The student incident, nonetheless, stands in contrast to more-positive trends within Poland of late, including, as the government is eager to note, last month's parliamentary election, which produced a sizable 78.8 percent voter turnout despite a boycott campaign by Solidarity, the government-banned trade union movement. And General Jaruzelski is widely considered to have had a successful trip to New York in September, when he addressed the United Nations General Assembly.
In and of itself, the change in prime ministers does not necessarily mean there will be a significant shift of power in Poland. General Jaruzelski suppressed the Solidarity trade union movement after assuming power as prime minister in 1981. And his authority has remained intact during the past four years of strife within that nation.
Now, as first secretary of the Polish United Workers (communist) Party, he will continue to occupy the titular role in Poland's internal political system. And, in fact, by also becoming chairman of the Council of State, Jaruzelski becomes head of state. Thus, by replacing the veteran Henryk Jablonski in that latter post, the new combination of positions -- head of the party as well as ceremonial President -- could mean an increased leadership position for Jaruzelski and support for his twofold pol icy of conciliation toward the Polish people offset by firmness against any opposition, including the Solidarity movement.

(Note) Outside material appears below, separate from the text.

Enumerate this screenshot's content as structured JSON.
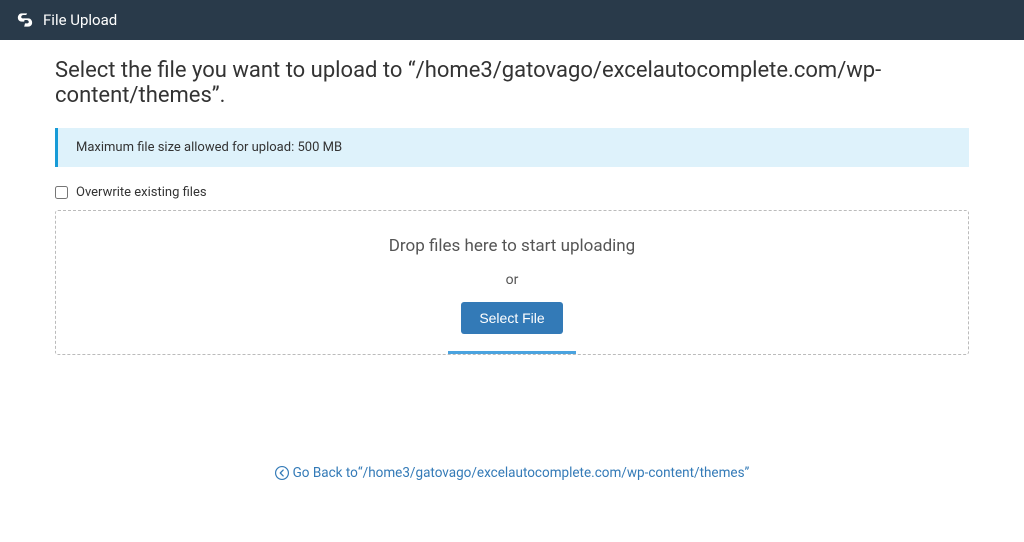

General Jaruzelski has his work cut out for him. Communist party membership is down. He would like to concentrate on refurbishing the party between now and next June, when it holds its 10th congress. At that time party hard-liners are expected to attack government efforts -- at least, lip-service efforts -- to reform the economy.
Fundamental economic reform is still a long way off. Zbigniew Messner, Poland's new prime minister, has a credible background in economics and has been deputy prime minister under Jaruzelski. Clearly Poland, which is seeking formal admission to the International Monetary Fund (IMF) -- with the possibility of future IMF loans to help pay off its enormous outside debt -- continues to experience major economic problems. Although the nation has enjoyed several good years on the agricultural front, the pace of growth within industry is down. The nation expects overall growth in the 2 to 3 percent range this year, a modest level, given the smaller size of the Polish economy compared with a much larger nation like the US, which expects somewhat similar growth.

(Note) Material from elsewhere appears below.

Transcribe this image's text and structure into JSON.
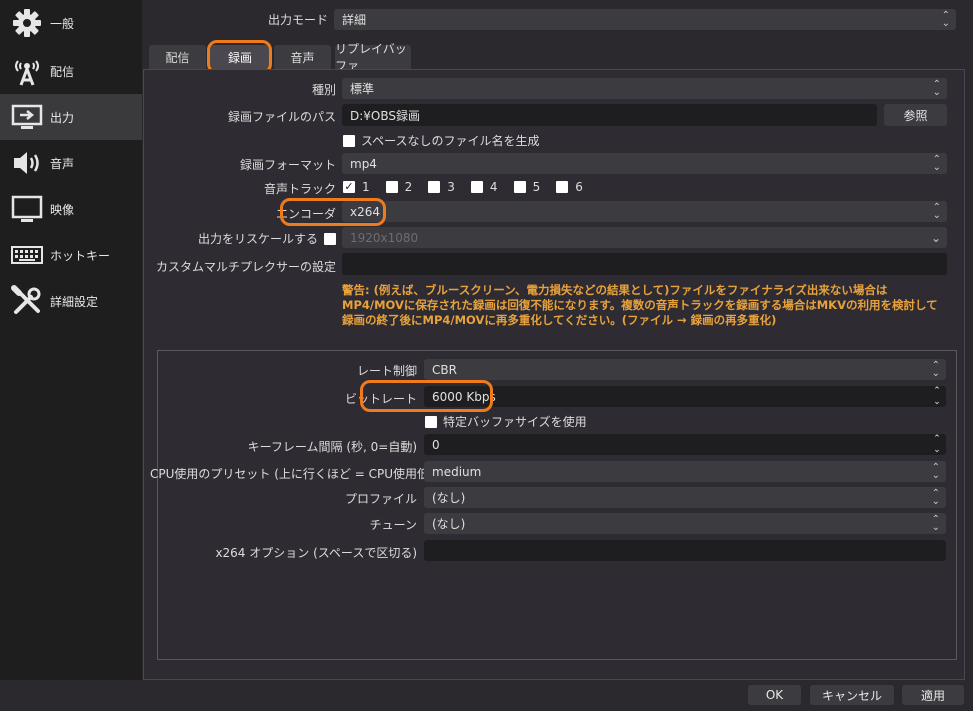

One problem that will have to be faced by the government: Wages have been outpacing production of late, which means that although Poles have more disposable income, they do not have all that much to spend it on.
For the Western community, the litmus test about the meaning of the governmental staff changes during the next few weeks will be what happens on the political front. Warsaw is now talking about some form of amnesty for political prisoners.
But the extent to which there is an actual easing of civil liberties, including amnesty for top Solidarity officials, will be more important than words -- or changes in job titles -- about the direction in which Poland is moving.